PReMISE: Policy Rubrics as Measurement Specifications for LLM Judges
Researchers introduce PReMISE, a framework for auditing and improving rubrics used by LLM judges to evaluate open-ended responses. The work reveals that existing rubrics—whether raw or human-created—fail to simultaneously achieve reliability, preference alignment, and adversarial robustness, with implications for how AI systems measure quality at scale.
The reliability of LLM-based evaluation systems hinges on the quality of their rubrics, yet this critical component has received limited systematic scrutiny. PReMISE addresses a fundamental problem in AI evaluation: vague or poorly-specified rubrics allow language models to reward superficially polished but factually incorrect responses, misaligning automated scoring with actual user preferences. This matters because LLM judges increasingly serve as gatekeepers for model selection, content moderation, and quality assurance across applications.
The research builds on growing concerns about automation bias in AI evaluation. As organizations scale their operations, human review becomes impractical, forcing reliance on automated metrics. However, the paper demonstrates that no single rubric source simultaneously optimizes for structural adequacy, reliability, preference fit, and adversarial robustness—a finding that challenges the assumption that high inter-rater agreement ensures robust evaluation.
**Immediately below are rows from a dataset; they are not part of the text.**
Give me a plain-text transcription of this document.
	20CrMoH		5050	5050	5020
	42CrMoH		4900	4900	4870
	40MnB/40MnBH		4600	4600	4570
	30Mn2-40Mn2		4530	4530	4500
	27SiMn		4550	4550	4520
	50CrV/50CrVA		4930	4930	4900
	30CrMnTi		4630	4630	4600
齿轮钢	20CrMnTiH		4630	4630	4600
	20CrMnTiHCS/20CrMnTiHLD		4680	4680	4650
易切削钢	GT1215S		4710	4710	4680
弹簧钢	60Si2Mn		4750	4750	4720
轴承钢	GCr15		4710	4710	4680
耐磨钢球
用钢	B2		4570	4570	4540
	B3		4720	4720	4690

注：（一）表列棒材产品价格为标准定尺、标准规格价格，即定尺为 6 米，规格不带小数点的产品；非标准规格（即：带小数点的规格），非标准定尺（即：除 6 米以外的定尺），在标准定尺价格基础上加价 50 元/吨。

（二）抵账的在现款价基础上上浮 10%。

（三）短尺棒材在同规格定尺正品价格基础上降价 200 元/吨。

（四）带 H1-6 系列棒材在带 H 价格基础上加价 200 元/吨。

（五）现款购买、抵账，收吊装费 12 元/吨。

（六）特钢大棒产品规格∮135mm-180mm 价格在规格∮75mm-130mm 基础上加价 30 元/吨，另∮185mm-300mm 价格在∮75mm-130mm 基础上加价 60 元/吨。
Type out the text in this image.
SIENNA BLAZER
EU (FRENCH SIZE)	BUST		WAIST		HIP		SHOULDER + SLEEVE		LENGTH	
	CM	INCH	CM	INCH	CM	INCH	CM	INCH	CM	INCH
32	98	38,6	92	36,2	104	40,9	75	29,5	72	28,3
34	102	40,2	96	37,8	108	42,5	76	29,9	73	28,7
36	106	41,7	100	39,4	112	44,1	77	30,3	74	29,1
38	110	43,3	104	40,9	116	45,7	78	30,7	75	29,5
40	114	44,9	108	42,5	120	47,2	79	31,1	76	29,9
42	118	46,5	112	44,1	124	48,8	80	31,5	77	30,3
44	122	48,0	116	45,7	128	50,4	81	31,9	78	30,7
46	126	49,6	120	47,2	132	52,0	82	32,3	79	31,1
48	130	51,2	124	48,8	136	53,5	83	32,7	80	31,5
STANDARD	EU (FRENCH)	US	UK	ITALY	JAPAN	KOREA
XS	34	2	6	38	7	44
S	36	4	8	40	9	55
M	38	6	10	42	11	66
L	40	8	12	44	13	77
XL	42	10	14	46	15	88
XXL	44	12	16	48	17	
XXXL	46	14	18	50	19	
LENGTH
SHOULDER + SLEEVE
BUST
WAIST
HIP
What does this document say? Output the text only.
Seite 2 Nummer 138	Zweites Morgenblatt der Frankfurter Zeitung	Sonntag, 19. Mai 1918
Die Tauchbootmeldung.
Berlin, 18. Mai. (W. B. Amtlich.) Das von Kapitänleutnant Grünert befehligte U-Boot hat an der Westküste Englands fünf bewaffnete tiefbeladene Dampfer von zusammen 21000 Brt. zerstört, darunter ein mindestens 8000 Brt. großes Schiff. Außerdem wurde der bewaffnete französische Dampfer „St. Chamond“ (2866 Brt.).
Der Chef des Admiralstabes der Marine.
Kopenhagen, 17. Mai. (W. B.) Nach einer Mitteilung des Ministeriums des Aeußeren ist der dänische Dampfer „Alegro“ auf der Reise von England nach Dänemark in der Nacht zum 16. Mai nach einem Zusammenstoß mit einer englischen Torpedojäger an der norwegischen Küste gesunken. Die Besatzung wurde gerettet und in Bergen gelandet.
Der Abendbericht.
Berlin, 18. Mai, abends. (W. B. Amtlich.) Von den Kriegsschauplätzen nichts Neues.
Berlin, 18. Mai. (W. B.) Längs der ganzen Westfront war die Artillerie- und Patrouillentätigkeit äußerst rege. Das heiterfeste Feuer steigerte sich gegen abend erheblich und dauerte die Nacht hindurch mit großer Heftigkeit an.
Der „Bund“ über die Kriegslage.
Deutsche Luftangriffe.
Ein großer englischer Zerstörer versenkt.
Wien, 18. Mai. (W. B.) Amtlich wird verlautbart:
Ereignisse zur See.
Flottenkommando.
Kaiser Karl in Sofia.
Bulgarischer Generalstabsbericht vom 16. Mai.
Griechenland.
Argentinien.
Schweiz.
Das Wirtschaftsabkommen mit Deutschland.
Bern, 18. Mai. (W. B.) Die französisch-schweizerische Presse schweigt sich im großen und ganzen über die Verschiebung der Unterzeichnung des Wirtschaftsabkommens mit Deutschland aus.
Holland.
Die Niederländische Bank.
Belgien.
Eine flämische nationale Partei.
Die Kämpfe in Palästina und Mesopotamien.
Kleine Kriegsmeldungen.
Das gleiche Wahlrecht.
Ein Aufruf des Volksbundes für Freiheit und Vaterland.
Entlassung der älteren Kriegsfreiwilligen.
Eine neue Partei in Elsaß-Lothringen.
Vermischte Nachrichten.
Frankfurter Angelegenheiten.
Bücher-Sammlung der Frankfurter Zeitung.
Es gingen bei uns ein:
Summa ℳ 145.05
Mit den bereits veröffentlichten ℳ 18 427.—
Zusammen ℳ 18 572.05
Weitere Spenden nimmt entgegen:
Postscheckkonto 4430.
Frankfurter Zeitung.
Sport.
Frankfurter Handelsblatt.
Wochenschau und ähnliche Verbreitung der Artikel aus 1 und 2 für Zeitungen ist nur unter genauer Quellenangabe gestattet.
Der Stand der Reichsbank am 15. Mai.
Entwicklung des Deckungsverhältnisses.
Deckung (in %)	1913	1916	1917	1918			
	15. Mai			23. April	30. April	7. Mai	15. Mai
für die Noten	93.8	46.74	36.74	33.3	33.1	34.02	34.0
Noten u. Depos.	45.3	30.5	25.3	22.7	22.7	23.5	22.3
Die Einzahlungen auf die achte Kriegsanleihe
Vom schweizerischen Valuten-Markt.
The practical impact extends across the AI development pipeline. Teams training or selecting models depend on accurate feedback signals; flawed rubrics introduce systematic biases that compound through development cycles. The proposed repair operations—preference-rank selection and reliability-constrained refinement—deliver measurable improvements, raising judge accuracy to 68.6% and reducing exploitable responses from 46.4% to 36.0%.
Looking forward, the framework's applicability to cross-domain rubric transfer and its effectiveness in preventing adversarial gaming remain open questions. Organizations deploying LLM judges should audit their rubrics through PReMISE's four-axis framework rather than assuming inter-rater agreement indicates robustness. The work suggests that measurement specification—treating rubrics as formal artifacts deserving rigorous engineering—will become essential infrastructure for reliable AI evaluation.
- →No existing rubric source simultaneously achieves reliability, preference alignment, and adversarial robustness in LLM evaluation.
- →High inter-rater agreement does not guarantee that rubrics resist adversarial exploitation or poor-quality detection.
- →PReMISE's preference-rank selection improves judge accuracy to 68.6%, competitive with strongest baseline methods.
- →Reliability-constrained refinement reduces the rate of exploitable responses receiving high scores from 46.4% to 36.0%.
- →Treating rubrics as formal measurement specifications rather than informal guidelines is critical for scalable AI evaluation.